Is there a cure for this New Year hangover?

And so 2002 starts in much the same way as the last palindromic year did, with the freedom of the press sitting at the top of editors’ wish lists for the coming year. Well, not quite at the top – but close behind the items ‘keeping my job’ and ‘holding the accounts department at bay’.

In 1991 their hopes rode on the brand new Press Complaints Commission to sort out the early January hangover from David Mellor’s Last Chance Saloon. And a pretty effective cure it turned out to be.

But this year the headache threatens to be, if anything, even more thumping, as journalists fight off various threats to their freedom to report. And now, as a special holiday gift, the High Court has decided to bring back to the mix that old favourite, protection of journalists’ sources.

This month, five national media groups will have their appeal heard as they try to reverse a High Court order demanding they hand over documents wanted – appropriately enough – by a brewing giant.

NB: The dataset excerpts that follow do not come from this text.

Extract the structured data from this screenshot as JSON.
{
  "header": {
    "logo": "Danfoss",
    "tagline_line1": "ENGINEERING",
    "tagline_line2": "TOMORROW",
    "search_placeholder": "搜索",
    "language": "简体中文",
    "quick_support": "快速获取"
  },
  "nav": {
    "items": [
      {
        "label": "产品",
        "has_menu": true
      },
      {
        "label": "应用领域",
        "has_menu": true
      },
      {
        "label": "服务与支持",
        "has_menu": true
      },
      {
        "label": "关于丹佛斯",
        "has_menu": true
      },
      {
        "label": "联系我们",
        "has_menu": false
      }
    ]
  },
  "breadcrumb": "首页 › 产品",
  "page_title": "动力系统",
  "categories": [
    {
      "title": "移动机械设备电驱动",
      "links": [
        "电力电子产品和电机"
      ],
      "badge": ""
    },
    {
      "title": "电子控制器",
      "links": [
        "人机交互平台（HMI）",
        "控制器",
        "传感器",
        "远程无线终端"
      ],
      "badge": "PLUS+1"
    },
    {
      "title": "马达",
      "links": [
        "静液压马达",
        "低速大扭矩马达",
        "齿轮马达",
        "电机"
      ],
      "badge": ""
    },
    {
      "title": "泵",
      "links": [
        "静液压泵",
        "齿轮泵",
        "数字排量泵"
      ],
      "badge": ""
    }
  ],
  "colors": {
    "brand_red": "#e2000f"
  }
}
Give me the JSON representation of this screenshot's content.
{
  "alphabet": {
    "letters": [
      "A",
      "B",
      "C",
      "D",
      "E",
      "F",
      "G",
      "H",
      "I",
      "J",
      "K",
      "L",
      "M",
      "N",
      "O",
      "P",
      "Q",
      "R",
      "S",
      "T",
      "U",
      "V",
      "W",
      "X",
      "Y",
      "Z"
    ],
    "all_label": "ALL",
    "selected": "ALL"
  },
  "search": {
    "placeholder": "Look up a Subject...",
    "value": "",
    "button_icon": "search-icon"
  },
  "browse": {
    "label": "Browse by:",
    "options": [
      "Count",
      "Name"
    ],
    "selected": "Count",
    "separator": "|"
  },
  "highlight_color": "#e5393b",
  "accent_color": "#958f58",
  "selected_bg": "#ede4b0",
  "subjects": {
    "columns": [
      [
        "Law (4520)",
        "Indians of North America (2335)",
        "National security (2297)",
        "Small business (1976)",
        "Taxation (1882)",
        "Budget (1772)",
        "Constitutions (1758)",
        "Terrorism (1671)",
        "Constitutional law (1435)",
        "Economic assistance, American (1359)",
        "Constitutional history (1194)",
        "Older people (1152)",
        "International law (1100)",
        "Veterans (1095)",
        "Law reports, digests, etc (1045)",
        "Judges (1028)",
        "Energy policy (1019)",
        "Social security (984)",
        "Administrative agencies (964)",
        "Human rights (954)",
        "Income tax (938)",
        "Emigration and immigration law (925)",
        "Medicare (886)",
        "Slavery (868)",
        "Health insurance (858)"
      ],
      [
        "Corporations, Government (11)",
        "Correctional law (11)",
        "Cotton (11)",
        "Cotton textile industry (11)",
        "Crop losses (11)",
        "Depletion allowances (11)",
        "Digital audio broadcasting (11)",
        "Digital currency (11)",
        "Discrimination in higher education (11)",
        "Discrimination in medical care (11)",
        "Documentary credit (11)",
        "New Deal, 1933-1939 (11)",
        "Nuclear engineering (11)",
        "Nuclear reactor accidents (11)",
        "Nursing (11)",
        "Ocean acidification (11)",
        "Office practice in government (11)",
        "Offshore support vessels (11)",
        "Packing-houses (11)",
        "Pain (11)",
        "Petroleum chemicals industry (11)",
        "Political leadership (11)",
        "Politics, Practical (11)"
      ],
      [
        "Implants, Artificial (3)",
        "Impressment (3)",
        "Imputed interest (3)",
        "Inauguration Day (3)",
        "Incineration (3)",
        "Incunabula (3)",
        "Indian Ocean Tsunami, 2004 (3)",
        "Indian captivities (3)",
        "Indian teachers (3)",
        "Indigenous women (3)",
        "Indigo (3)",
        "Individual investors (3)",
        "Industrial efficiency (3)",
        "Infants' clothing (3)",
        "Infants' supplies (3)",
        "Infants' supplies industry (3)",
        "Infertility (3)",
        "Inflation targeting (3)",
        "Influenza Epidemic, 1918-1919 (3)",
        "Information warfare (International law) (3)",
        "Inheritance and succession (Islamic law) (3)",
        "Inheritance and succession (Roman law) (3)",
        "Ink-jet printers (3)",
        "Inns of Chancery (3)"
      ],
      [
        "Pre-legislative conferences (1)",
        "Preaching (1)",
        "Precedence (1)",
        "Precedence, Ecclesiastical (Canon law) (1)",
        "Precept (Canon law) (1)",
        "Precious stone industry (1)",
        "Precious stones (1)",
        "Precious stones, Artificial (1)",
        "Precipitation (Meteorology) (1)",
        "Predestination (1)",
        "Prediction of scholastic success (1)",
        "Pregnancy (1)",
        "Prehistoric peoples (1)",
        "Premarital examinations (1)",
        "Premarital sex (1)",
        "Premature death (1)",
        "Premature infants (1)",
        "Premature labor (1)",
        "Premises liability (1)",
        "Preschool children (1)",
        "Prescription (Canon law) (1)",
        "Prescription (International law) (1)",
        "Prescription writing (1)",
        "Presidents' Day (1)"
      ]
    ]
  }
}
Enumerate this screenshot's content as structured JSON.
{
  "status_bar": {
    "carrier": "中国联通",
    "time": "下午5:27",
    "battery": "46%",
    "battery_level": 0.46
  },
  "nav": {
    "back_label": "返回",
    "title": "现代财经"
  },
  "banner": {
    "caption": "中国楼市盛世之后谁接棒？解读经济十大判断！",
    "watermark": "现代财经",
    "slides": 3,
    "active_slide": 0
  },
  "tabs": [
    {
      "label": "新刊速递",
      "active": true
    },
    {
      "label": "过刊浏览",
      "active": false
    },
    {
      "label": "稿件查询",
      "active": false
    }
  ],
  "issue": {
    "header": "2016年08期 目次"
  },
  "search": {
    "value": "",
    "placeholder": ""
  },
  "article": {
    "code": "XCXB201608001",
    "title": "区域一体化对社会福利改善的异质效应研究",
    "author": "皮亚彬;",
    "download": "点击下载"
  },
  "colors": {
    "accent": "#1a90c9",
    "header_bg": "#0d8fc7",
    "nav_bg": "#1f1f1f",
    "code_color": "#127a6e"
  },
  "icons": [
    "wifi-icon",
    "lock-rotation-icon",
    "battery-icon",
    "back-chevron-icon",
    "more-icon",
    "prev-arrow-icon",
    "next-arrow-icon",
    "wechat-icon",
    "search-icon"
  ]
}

The Belgian company Interbrew thinks the return of the documents – which had been cleverly doctored to appear to be genuinely from the company – would help it track down the culprit behind what it believes was a calculated attempt to circulate misleading information about a possible take-over bid, which led to a fall in its share price.

In the week before Christmas it managed to persuade Mr Justice Lightman that he should enforce the handover of documents sent to Reuters, the Financial Times, The Independent, The Guardian and The Times.

The identity of the source, he said, was in the public interest because he or she (or they) could only have had the criminal intent of falsely affecting the company’s share price.

But Mr Justice Lightman’s ruling misses the bigger picture: that anything which forces a journalist to compromise a confidential source – regardless of the oddities of the case – will only deter others from coming forward in future to expose wrongdoing. Let’s hope the appeal court sees things differently.

Meanwhile, there’s the dull ache of celebrity privacy, with the likes of Catherine Zeta-Jones, Naomi Campbell and Sara Cox queueing to test the Human Rights Act – and Loutchansky’s throbbing threat to qualified privilege thrown in for good measure. It’s enough to turn an editor to drink.

Still, there’s always freedom of information to look forward to. But at the speed recent governments have been moving, who’s to say we won’t have to wait until the next palindromic year before it’s meaningfully introduced? Only another 110 years then.